La récitation du mantra est présentée comme un moyen
        habile (tib. Tab Kyé) du Vajrayana. Le sens de ce
      concept de "moyens habiles"
      peut-être confus. Ce ne sont pas les moyens qui disposent d'habilité
      capable de
      créer des expériences. Il s'agit plutôt de moyens qui nécessitent d'être
      appliqués avec habilité c'est-à-dire avec l'intelligence de la Vue. Bien
      comprise et bien appliquée, la récitation du mantra permet très rapidement
      de
      faire trois types d’expériences valides (note 1) : Connaissance
      non-obstruée, Clarté et Félicité. Il y
        a trois types de
        récitation du mantra : récitations extérieure, intérieure et intime
        (secrète).  Elles se font l’une
        après l’autre avec plus
        ou moins de rapidité selon l’acquis du yogacharya. Il est indispensable
        d’appliquer ces récitations pour passer du samādhi caractérisé au samādhi sans caractéristique et enfin obtenir des réalisations (sct. Siddhi) de
        la nature de l’esprit. 
La récitation extérieure
      (sct. sevā, nyèn pa) ou d'approche se fait d’une façon audible, à voix
      haute ou murmurée. 
      Par un effort de concentration conjoint et sans
        distraction
        sur la visualisation et la signification, la récitation fait que le
        mantra se
        substitue au discours mental grossier. On focalise l’aspect yidam. Le
        yogacharya passera facilement à l’état d’enstase, à même l’esprit. Des
        expériences de connaissance non-obstruée apparaîtront.
      
La récitation vajra est une variante de la
      récitation extérieure silencieuse. Elle consiste à décomposer le mantra en
      suivant l’alternance de la respiration. Une partie de la récitation se
      fait à l’inspiration, puis à la rétention et enfin à l’expiration et ainsi
      de suite. C’est une méthode très efficace pour amorcer le samadhi et
      enchaîner sur la récitation intérieure.
    
La récitation intérieure (sct.
      upasevā, tib. nyè ouar nyèn pa) se fait de façon mentale. On se concentre
      plus particulièrement sur des cordons ou des guirlandes de mantra en leur
      attribuant une activité. Une acuité et une grande précision de
      l’emplacement dans le corps du Yidam et du graphisme des bijas (lettres
      initiales) renforcent le samadhi de la contemplation. L’enstase obtenu par
      la récitation d’approche maintient une cognition non-discursive, puis la
      récitation mentale fait que le mantra se substitue au discours subtil
      cogital. 
      Le terme récitation ne convient pas véritablement pour ce niveau de
      samadhi, mais on ne peut pas encore parler de "Célébration Intime" (tib.

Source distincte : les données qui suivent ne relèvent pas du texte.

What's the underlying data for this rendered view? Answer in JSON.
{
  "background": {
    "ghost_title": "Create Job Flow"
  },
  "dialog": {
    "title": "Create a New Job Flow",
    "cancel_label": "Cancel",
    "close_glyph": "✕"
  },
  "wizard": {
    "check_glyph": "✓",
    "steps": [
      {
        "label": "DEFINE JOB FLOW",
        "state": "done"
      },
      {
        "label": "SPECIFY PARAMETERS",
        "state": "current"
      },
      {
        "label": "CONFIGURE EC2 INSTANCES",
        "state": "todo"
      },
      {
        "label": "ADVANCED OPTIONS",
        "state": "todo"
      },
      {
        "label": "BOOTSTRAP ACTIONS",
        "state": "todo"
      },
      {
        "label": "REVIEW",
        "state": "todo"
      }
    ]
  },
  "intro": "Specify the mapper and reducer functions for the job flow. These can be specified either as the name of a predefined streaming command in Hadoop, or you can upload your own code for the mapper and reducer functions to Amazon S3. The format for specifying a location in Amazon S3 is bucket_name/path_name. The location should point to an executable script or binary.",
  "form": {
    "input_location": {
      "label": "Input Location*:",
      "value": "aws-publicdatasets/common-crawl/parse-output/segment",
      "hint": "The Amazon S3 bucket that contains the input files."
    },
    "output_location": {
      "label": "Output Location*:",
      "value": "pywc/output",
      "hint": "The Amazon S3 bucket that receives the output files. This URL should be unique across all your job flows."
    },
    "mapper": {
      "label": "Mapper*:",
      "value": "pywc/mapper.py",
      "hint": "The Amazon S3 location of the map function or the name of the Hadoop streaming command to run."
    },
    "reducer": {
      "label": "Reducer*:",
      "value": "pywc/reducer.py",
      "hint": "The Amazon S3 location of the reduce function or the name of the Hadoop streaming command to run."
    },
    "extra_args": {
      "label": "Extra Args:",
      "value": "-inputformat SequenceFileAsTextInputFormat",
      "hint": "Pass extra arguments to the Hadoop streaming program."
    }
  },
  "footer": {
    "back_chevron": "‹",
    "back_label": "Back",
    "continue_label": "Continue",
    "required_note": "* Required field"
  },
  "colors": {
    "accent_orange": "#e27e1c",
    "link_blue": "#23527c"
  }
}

      Sang Ngag) habituellement traduit par "mantra secret" (note 2). Par la
      récitation mentale, l’apparence-son du mantra s’énonce, s’affirme à la
      conscience. Dans un langage métaphorique, on parlerait de "messagers"
      (tib. Pao). Dans le mandala Tantra j’utilise l’expression "signifiance des
      dakas". Des expériences de clarté apparaîtront et la purification des
      trajets (sct. Nadi, tib. Tsa) du pneuma (sct. Vayu, tib. Loung) sont
      suivis de diverses expériences diurnes ou oniriques.
      S’il n’y a pas d’enstase, il n’y aura pas véritablement de récitation
      mentale et finalement on ne fera qu’épeler le mantra avec son discours
      interne comme on le ferait pour un calcul mental. Ensuite la main qui
      tient le mala au niveau du cœur va commencer à s'affaisser. On aura envie
      de se taire et on va tomber dans la paresse et la léthargie.
La récitation intime 
      (tib. sang ngag : གསང་
        སྔགས།)
      
      N’attends rien du mantra.
      Si ce n’est pas pour pénétrer la Vue des souffles
      On s’abrutit de formules que l’on croit magiques.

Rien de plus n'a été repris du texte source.